Si prosegue, poi, con
un'imposta di scopo unica per la sanità. "E’ auspicabile che si passi dalla attuale situazione di finanziamento attraverso la fiscalità generale ad una tassa di scopo (riducendo altre tasse) che permetta di finanziare in modo trasparente il SSN con una 'contabilità separata' tipo quella che abbiamo in campo previdenziale. In parte sarà a carico degli individui, in parte alle imprese, in parte alla fiscalità generale. Ogni cittadino dovrebbe ricevere ogni anno il resoconto dei servizi che ha ricevuto e la loro valorizzazione".
Non manca il 'vecchio' tema dell'eccessiva commistione tra politica e sanità, laddove si auspica una "
depoliticizzazione completa del settore ormai in mano ai partiti che governano le singole Regioni". Si rimarca dunque la necessità di garantire la trasparenza nelle selezioni, l’oggettività nelle valutazioni e un quadro chiaro per definire l'eleggibilità/compatibilità dei manager. Ma anche gli stessi
primari andrebbero "selezionati sulla base di concorsi nazionali se non addirittura internazionali".
A livello di organizzazione territoriale, si parla di un "
integrazione di Sanità Regionale e Assistenza Comunale, puntando al massimo sull'assistenza domiciliare resa possibile dall’uso delle nuove tecnologie e dalla completa attuazione della normativa sui servizi assistenziali territoriali aggregati e integrati, valorizzando al massimo il ruolo dei Medici di medicina generale e dei Pediatri di libera scelta. Assistenza domiciliare anche attraverso il Terzo Settore con una buona dose di finanza di impatto potrebbero rendere la vita più semplice a migliaia di famiglie e alleggerire enormemente le strutture ospedaliere".
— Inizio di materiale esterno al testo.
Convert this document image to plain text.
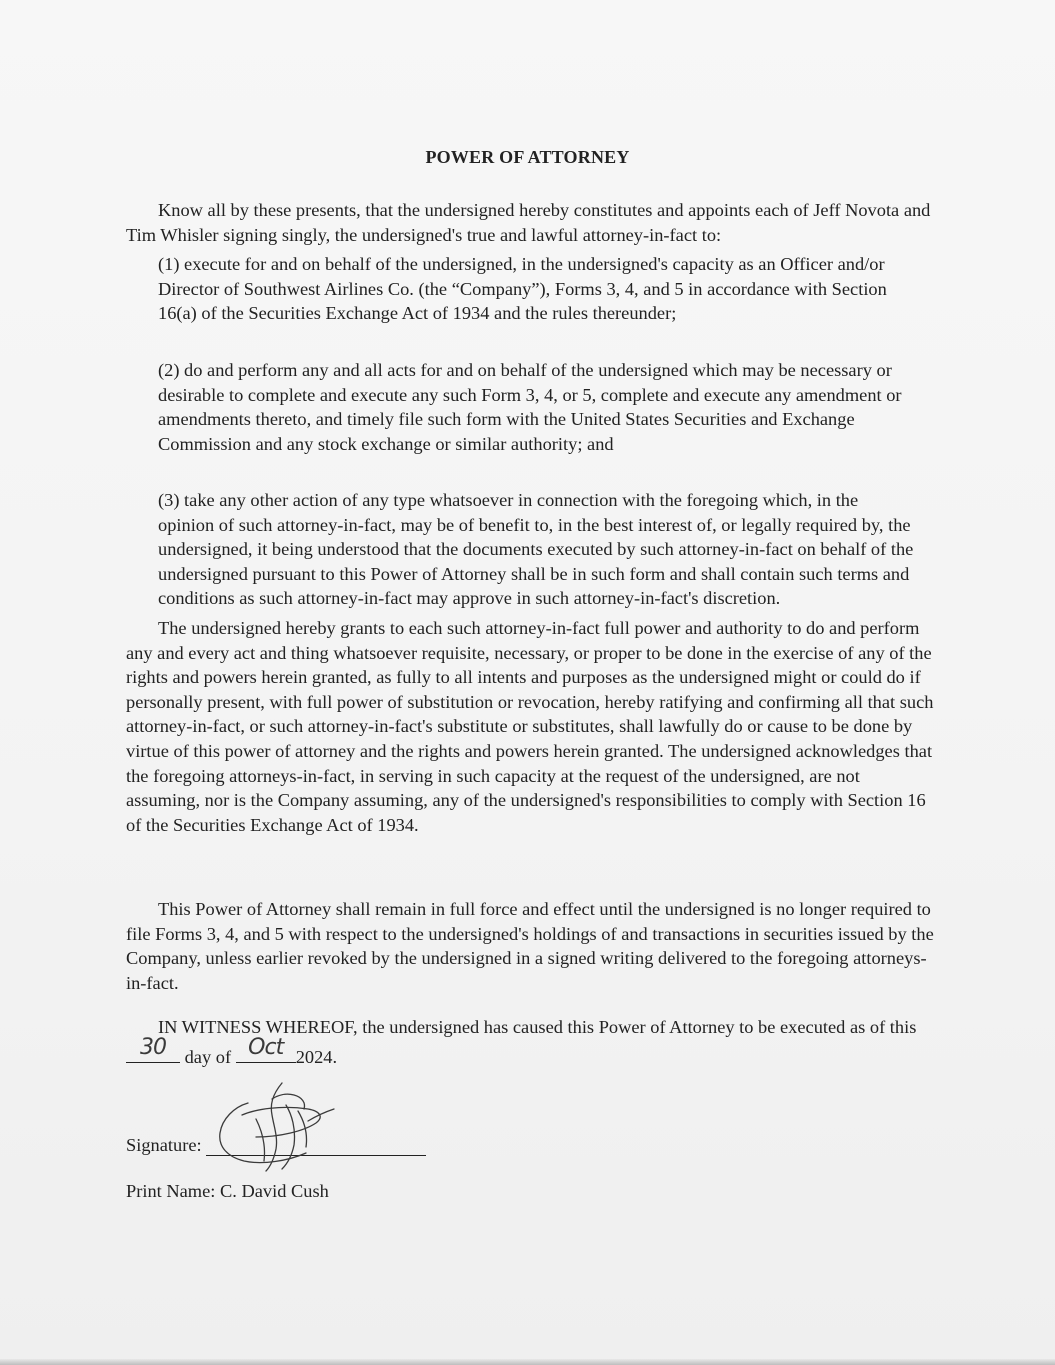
POWER OF ATTORNEY

Know all by these presents, that the undersigned hereby constitutes and appoints each of Jeff Novota and Tim Whisler signing singly, the undersigned's true and lawful attorney-in-fact to:

(1) execute for and on behalf of the undersigned, in the undersigned's capacity as an Officer and/or Director of Southwest Airlines Co. (the “Company”), Forms 3, 4, and 5 in accordance with Section 16(a) of the Securities Exchange Act of 1934 and the rules thereunder;

(2) do and perform any and all acts for and on behalf of the undersigned which may be necessary or desirable to complete and execute any such Form 3, 4, or 5, complete and execute any amendment or amendments thereto, and timely file such form with the United States Securities and Exchange Commission and any stock exchange or similar authority; and

(3) take any other action of any type whatsoever in connection with the foregoing which, in the opinion of such attorney-in-fact, may be of benefit to, in the best interest of, or legally required by, the undersigned, it being understood that the documents executed by such attorney-in-fact on behalf of the undersigned pursuant to this Power of Attorney shall be in such form and shall contain such terms and conditions as such attorney-in-fact may approve in such attorney-in-fact's discretion.

The undersigned hereby grants to each such attorney-in-fact full power and authority to do and perform any and every act and thing whatsoever requisite, necessary, or proper to be done in the exercise of any of the rights and powers herein granted, as fully to all intents and purposes as the undersigned might or could do if personally present, with full power of substitution or revocation, hereby ratifying and confirming all that such attorney-in-fact, or such attorney-in-fact's substitute or substitutes, shall lawfully do or cause to be done by virtue of this power of attorney and the rights and powers herein granted. The undersigned acknowledges that the foregoing attorneys-in-fact, in serving in such capacity at the request of the undersigned, are not assuming, nor is the Company assuming, any of the undersigned's responsibilities to comply with Section 16 of the Securities Exchange Act of 1934.

This Power of Attorney shall remain in full force and effect until the undersigned is no longer required to file Forms 3, 4, and 5 with respect to the undersigned's holdings of and transactions in securities issued by the Company, unless earlier revoked by the undersigned in a signed writing delivered to the foregoing attorneys-in-fact.

IN WITNESS WHEREOF, the undersigned has caused this Power of Attorney to be executed as of this
30	day of Oct 2024.

Signature:
Print Name: C. David Cush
Non manca la prevenzione, definita "importantissima" per prevenire tutti quei decessi che potrebbero essere evitati con un adeguato stile di vita e controlli costanti. "Puntiamo molto sulla
prevenzione, premiando anche fiscalmente – con agevolazioni sui contributi – chi si sottopone a controlli periodici per prevenire determinate malattie".
Infine, si avanza l'idea di
un'assicurazione obbligatoria contro la non autosufficienza. Nel dettaglio, si spiega che proiettando il rischio di soffrire di almeno una patologia cronica grave sulla struttura per età della popolazione prevista per i prossimi venti anni, ci si attende una prevalenza di cronici gravi superiore al 20 per cento nel 2024, oltre il 22 per cento per il 2034, attualmente tale quota è al 15 per cento. "Per non creare nuovi oneri per gli italiani, la proposta è di destinare una quota degli attuali contributi a favore dei cosiddetti enti bilaterali, che oggi gravano sulle buste paga, per innescare un sistema simile a quello già oggi già funzionante in Germania".